バンクマンフリードは保釈中、音声通話とテキストメッセージのみが可能なフリップフォン(日本でいうガラケー)のみの使用を許可されるべきだと司法省は裁判官に提案した。また、暗号化メッセージの送受信が可能なSignalのようなアプリの使用も禁止される。

司法省はまた、専用のVPN設定を行った政府支給のノートパソコンをバンクマンフリードに支給し、ネット上の彼の行動を制限することを求めている。彼のネットの利用は、弁護士と連絡を取る際や、弁護資料の作成を行う場合に限定され、アクセス可能なサイトには、ネットフリックスやスポティファイ、フードデリバリーのドアダッシなどが含まれている。

また、資料の作成のためにウィキペディアやフォーブス、ニューヨーク・タイムズなどの一部のサイトへのアクセスも許可されるという。バンクマンフリードの両親も、iPhoneやアップルのノートパソコンのシリアル番号とMACアドレスを記載した書類の提出を求められ、セキュリティソフトで彼が両親のデバイスを使用できないようにする必要があるという。

その他、新たなデバイスの購入や、弁護士が同席しない限りFTXや関連会社のアラメダの現・元社員と接触することを禁止するなどの制約が設けられる。

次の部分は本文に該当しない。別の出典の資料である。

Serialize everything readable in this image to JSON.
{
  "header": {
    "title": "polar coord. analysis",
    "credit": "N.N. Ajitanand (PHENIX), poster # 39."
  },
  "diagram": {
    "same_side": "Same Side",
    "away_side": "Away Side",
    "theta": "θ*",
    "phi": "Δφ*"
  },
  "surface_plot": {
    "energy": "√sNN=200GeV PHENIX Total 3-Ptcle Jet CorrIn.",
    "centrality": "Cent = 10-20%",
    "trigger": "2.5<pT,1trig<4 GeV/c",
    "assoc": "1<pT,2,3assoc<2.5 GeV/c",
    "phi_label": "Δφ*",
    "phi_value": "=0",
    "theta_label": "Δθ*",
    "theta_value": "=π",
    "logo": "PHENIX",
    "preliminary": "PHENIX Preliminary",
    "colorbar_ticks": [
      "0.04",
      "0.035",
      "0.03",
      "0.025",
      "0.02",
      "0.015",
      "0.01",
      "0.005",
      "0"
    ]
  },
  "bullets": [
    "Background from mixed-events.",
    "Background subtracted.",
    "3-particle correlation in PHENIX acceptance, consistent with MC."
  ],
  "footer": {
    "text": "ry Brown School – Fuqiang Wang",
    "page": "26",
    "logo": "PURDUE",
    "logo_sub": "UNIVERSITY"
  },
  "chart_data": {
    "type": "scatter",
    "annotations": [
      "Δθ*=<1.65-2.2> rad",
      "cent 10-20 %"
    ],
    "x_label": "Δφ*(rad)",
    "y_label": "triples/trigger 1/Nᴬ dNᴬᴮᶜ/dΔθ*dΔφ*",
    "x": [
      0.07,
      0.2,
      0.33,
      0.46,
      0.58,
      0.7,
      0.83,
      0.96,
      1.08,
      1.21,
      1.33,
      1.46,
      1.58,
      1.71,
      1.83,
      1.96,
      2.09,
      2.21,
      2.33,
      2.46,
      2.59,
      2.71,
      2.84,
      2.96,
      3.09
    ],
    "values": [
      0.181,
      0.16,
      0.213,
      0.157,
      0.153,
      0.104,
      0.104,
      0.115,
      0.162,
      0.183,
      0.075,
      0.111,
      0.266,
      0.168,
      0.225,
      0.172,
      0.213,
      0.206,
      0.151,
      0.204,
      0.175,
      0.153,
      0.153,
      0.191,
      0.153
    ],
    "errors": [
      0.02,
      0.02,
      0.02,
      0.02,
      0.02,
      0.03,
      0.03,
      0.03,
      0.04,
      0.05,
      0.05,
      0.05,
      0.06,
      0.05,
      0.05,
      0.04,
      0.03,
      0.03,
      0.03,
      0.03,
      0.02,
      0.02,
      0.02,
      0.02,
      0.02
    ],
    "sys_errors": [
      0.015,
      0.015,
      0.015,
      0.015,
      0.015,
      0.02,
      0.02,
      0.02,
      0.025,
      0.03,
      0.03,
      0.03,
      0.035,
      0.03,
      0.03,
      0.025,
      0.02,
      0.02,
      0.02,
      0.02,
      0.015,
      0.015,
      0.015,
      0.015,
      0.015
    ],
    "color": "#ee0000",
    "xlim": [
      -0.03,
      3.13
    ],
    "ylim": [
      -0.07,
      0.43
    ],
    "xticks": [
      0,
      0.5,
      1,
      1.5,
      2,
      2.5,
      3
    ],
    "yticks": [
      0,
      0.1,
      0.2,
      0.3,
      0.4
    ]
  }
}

バンクマンフリードのインターネット利用は、以前に、連邦地裁の判事らが、彼がVPNを使用していることを発見した後に制限されていた。判事は、彼が暗号資産取引所やダークウェブにアクセスした可能性があると主張していた。しかし、バンクマンフリードの弁護士は、彼がアクセスしたのは、2月のスーパーボウルを含む3つのスポーツの試合だったと反論していた。

バンクマンフリードは、かつて評価額が320億ドル(約4兆3000億円)とされたFTXとその傘下のアラメダリサーチを運営していた際に犯したとされる詐欺罪を含む8つの罪で裁判に直面している。

現在30歳の彼は、11月にFTXのCEOを辞任し、バハマの当局に逮捕された後に、連邦捜査局(FBI)によって米国に身柄を移送された。彼は12月22日に2億5000万ドルの保釈金で保釈を認められた。バンクマンフリードは、裁判が始まるまでの間、足首のGPSの装着を含め、厳格な監視のもとで実家に留まるよう命じられている。